In a modern, networked Europe, open and free public sector information, together with public domain material, will be the building blocks of our cumulative knowledge and innovation. Exceptions for scientific and academic purposes, open access to academic publications, and easy remix promoted by alternative business models, will empower fast and efficient processing and reuse of other protected material while lowering transaction costs. A pan-European digital library will assure access to and widen the distribution of knowledge with the enhanced tools of computational analysis to foster new research opportunities, such as the digital humanities and genomics. Additionally, a digital public library will push forth the rediscovery of currently unused or inaccessible works, open up the riches of knowledge in formats that are accessible to persons with disabilities and, empower a superior democratic process by favoring access regardless of users’ market power. It will be a perfectly efficient integrated environment for boosting knowledge, research, and follow-up innovation. The goal of the Digital Agenda “to deliver sustainable economic and social benefits from a digital single market based on fast and ultra fast internet and interoperable applications” perfectly supports this vision.[51] COMMUNIA policy recommendations are meant to be one initial, but substantial, step towards making this vision come true.

Additionally, if we look at the traditional market for creativity, we can see that there is a considerable added value for Europe to invest in a lead role in the market for open and public domain business models. Businesses based on legacy intellectual property models have been the strength of the United States economy (Hollywood, Microsoft, Apple, pharmaceutical and biotechnological companies, etc.). Most of the economic value created by those models has been harvested in places other than Europe. Moreover, the dominance of imported cultural paradigms and industries has increasingly propelled pernicious forms of cultural colonization. The negative externalities are immense, especially in terms of impoverishment and the blurring of our cultural diversity. At the same time, an open, decentralized, networked model for creativity would boost cultural diversity at unprecedented levels. The rich linguistic and cultural diversity of Europe, coupled with a net deficiency of European intellectual property industries, makes the European Union the ideal candidate to extract value from an open digital agenda and for successful deployment of cooperative, network driven enterprises. Further, as previously noted, the European Internal Market may become a haven for fair use industries, thanks to the legal certainty of its predefined list of exceptions to copyright, as opposed to the unpredictable case-by-case fair use system of the United States.

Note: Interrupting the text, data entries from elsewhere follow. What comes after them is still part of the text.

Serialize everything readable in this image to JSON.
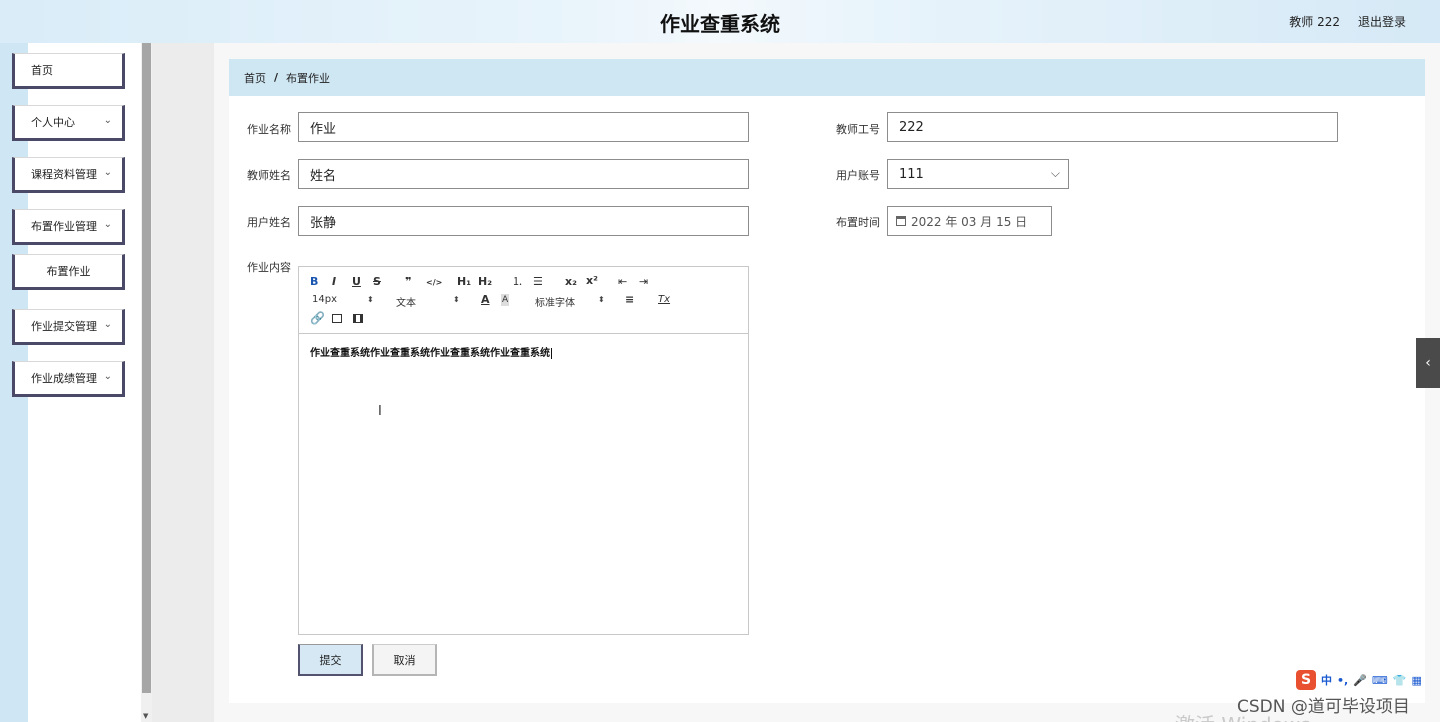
{
  "header": {
    "title": "作业查重系统",
    "user": "教师 222",
    "logout": "退出登录"
  },
  "sidebar": {
    "items": [
      {
        "label": "首页",
        "has_chevron": false
      },
      {
        "label": "个人中心",
        "has_chevron": true
      },
      {
        "label": "课程资料管理",
        "has_chevron": true
      },
      {
        "label": "布置作业管理",
        "has_chevron": true
      },
      {
        "label": "布置作业",
        "has_chevron": false,
        "sub": true
      },
      {
        "label": "作业提交管理",
        "has_chevron": true
      },
      {
        "label": "作业成绩管理",
        "has_chevron": true
      }
    ],
    "chevron": "⌄"
  },
  "breadcrumb": {
    "home": "首页",
    "sep": "/",
    "current": "布置作业"
  },
  "form": {
    "homework_name_label": "作业名称",
    "homework_name_value": "作业",
    "teacher_id_label": "教师工号",
    "teacher_id_value": "222",
    "teacher_name_label": "教师姓名",
    "teacher_name_value": "姓名",
    "user_account_label": "用户账号",
    "user_account_value": "111",
    "user_name_label": "用户姓名",
    "user_name_value": "张静",
    "assign_time_label": "布置时间",
    "assign_time_value": "2022 年 03 月 15 日",
    "content_label": "作业内容"
  },
  "editor": {
    "toolbar": {
      "bold": "B",
      "italic": "I",
      "underline": "U",
      "strike": "S",
      "quote": "❞",
      "code": "</>",
      "h1": "H₁",
      "h2": "H₂",
      "ordered_list": "⒈",
      "bullet_list": "☰",
      "subscript": "x₂",
      "superscript": "x²",
      "outdent": "⇤",
      "indent": "⇥",
      "font_size": "14px",
      "text_style": "文本",
      "font_family": "标准字体",
      "font_color": "A",
      "bg_color": "A",
      "align": "≡",
      "clear": "Tx",
      "link_icon": "link-icon",
      "image_icon": "image-icon",
      "video_icon": "video-icon"
    },
    "content": "作业查重系统作业查重系统作业查重系统作业查重系统"
  },
  "buttons": {
    "submit": "提交",
    "cancel": "取消"
  },
  "overlay": {
    "watermark": "CSDN @道可毕设项目",
    "activate": "激活 Windows",
    "ime": "中"
  },
  "colors": {
    "header_bg": "#d9ecf8",
    "breadcrumb_bg": "#cfe6f3",
    "menu_border": "#4a4a68",
    "submit_bg": "#d6e8f4"
  }
}
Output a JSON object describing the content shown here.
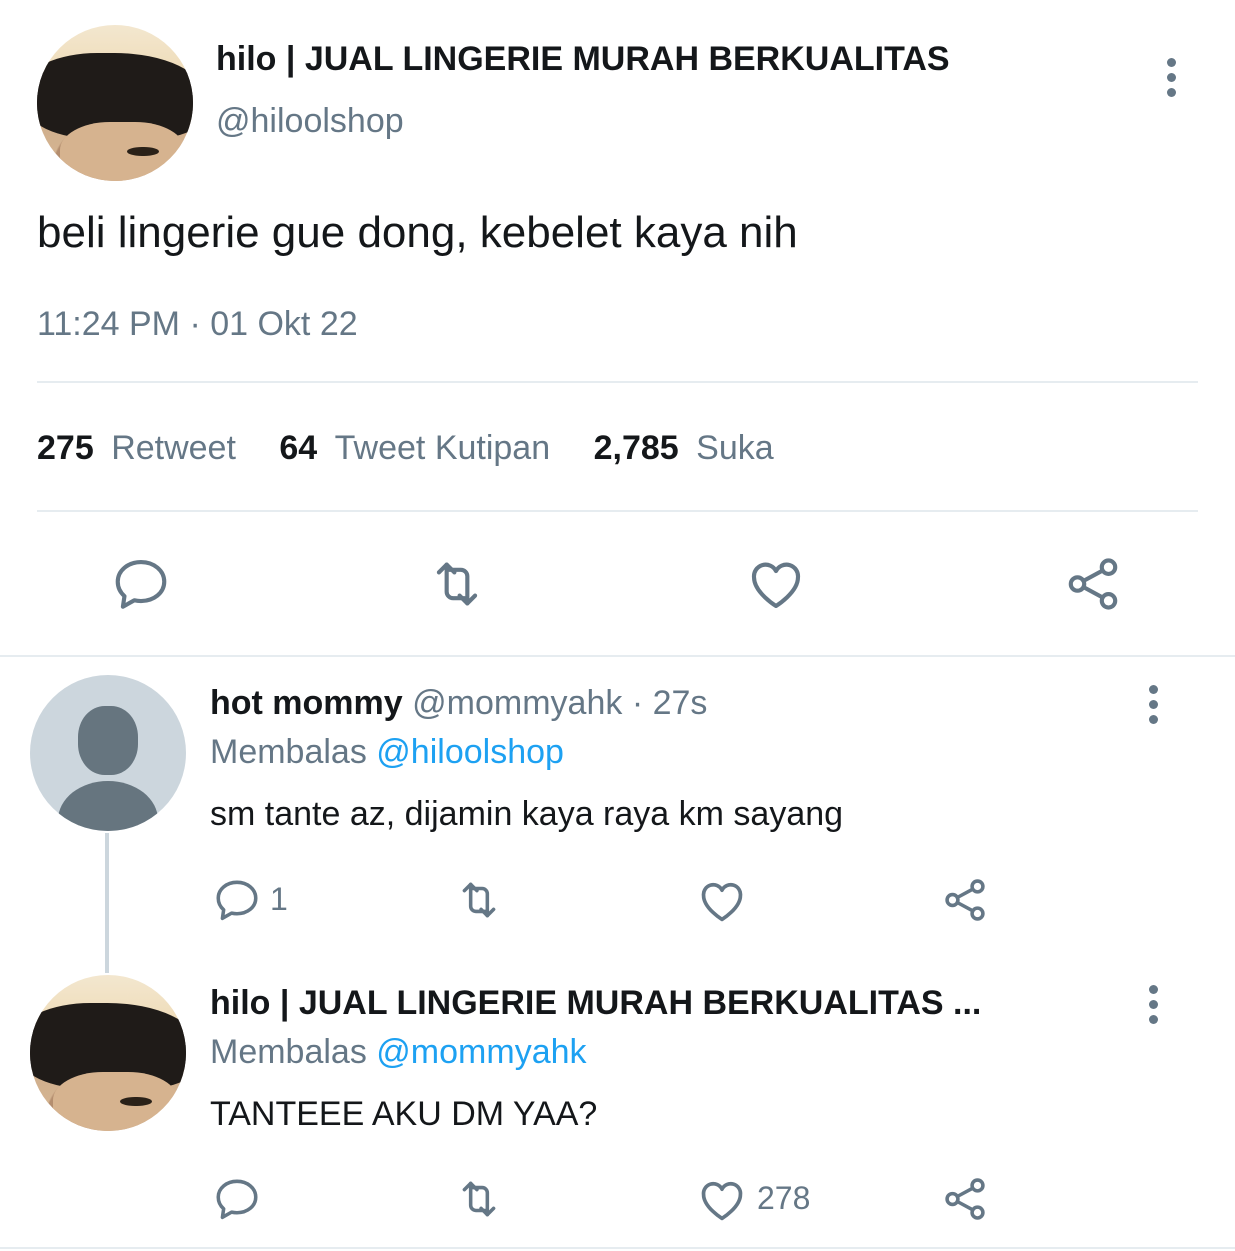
{
  "main_tweet": {
    "display_name": "hilo | JUAL LINGERIE MURAH BERKUALITAS",
    "handle": "@hiloolshop",
    "text": "beli lingerie gue dong, kebelet kaya nih",
    "timestamp": "11:24 PM · 01 Okt 22",
    "stats": {
      "retweet_count": "275",
      "retweet_label": "Retweet",
      "quote_count": "64",
      "quote_label": "Tweet Kutipan",
      "like_count": "2,785",
      "like_label": "Suka"
    },
    "actions": [
      "reply-icon",
      "retweet-icon",
      "like-icon",
      "share-icon"
    ]
  },
  "replies": [
    {
      "display_name": "hot mommy",
      "handle": "@mommyahk",
      "time": "· 27s",
      "replying_label": "Membalas",
      "replying_to": "@hiloolshop",
      "text": "sm tante az, dijamin kaya raya km sayang",
      "reply_count": "1",
      "retweet_count": "",
      "like_count": ""
    },
    {
      "display_name": "hilo | JUAL LINGERIE MURAH BERKUALITAS ...",
      "handle": "",
      "time": "",
      "replying_label": "Membalas",
      "replying_to": "@mommyahk",
      "text": "TANTEEE AKU DM YAA?",
      "reply_count": "",
      "retweet_count": "",
      "like_count": "278"
    }
  ],
  "colors": {
    "text": "#14171a",
    "muted": "#657786",
    "link": "#1da1f2",
    "divider": "#e6ecf0"
  }
}
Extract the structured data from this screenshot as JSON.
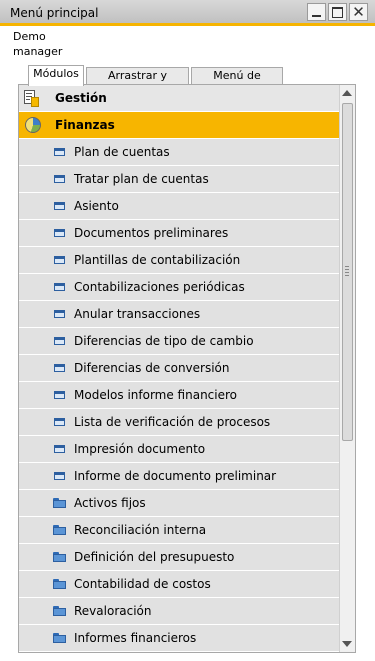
{
  "window": {
    "title": "Menú principal",
    "accent_color": "#f6b400",
    "controls": {
      "minimize_icon": "minimize-icon",
      "maximize_icon": "maximize-icon",
      "close_glyph": "✕"
    }
  },
  "user": {
    "line1": "Demo",
    "line2": "manager"
  },
  "tabs": [
    {
      "label": "Módulos",
      "active": true
    },
    {
      "label": "Arrastrar y vincular",
      "active": false
    },
    {
      "label": "Menú de usuario",
      "active": false
    }
  ],
  "menu": {
    "modules": [
      {
        "label": "Gestión",
        "icon": "management-icon",
        "selected": false
      },
      {
        "label": "Finanzas",
        "icon": "finance-pie-icon",
        "selected": true,
        "highlight_color": "#f7b500"
      }
    ],
    "items": [
      {
        "label": "Plan de cuentas",
        "icon": "window-icon"
      },
      {
        "label": "Tratar plan de cuentas",
        "icon": "window-icon"
      },
      {
        "label": "Asiento",
        "icon": "window-icon"
      },
      {
        "label": "Documentos preliminares",
        "icon": "window-icon"
      },
      {
        "label": "Plantillas de contabilización",
        "icon": "window-icon"
      },
      {
        "label": "Contabilizaciones periódicas",
        "icon": "window-icon"
      },
      {
        "label": "Anular transacciones",
        "icon": "window-icon"
      },
      {
        "label": "Diferencias de tipo de cambio",
        "icon": "window-icon"
      },
      {
        "label": "Diferencias de conversión",
        "icon": "window-icon"
      },
      {
        "label": "Modelos informe financiero",
        "icon": "window-icon"
      },
      {
        "label": "Lista de verificación de procesos",
        "icon": "window-icon"
      },
      {
        "label": "Impresión documento",
        "icon": "window-icon"
      },
      {
        "label": "Informe de documento preliminar",
        "icon": "window-icon"
      },
      {
        "label": "Activos fijos",
        "icon": "folder-icon"
      },
      {
        "label": "Reconciliación interna",
        "icon": "folder-icon"
      },
      {
        "label": "Definición del presupuesto",
        "icon": "folder-icon"
      },
      {
        "label": "Contabilidad de costos",
        "icon": "folder-icon"
      },
      {
        "label": "Revaloración",
        "icon": "folder-icon"
      },
      {
        "label": "Informes financieros",
        "icon": "folder-icon"
      }
    ]
  }
}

If Europe takes control of creativity in the digital environment, Europe will take full control of its future. However, the sole way for Europe to acquire this edge is to promote the immense cultural diversity that lies in the European public domain, as enhanced by the ubiquity and power of propagation of digitization. In order to do so, Europe needs to be innovative, creative, and unafraid to challenge outdated and inefficient business models. Instead, Europe should fully empower the values of public participation, collaboration, and radical innovation. When radical innovation become the new paradigm, the innovator will leapfrog ahead of former leaders who are incapable of changing fast enough, having been trapped by the strength and privileges of the traditional gatekeepers. Radical innovation is coming along regardless of the fact that the “Ancien Régime”, as Nellie Kroes has termed it, may attempt to retard its advent. As Joseph Schumpeter would have put it, to best leapfrog all of its competitors, the European Union should take the opportunity to go full sail out of the Digital Dark Age into the Digital Enlightenment blown by the wind of creative change.


[50] Samuelson, Mapping the digital public domain, supra note 4, at 171-172.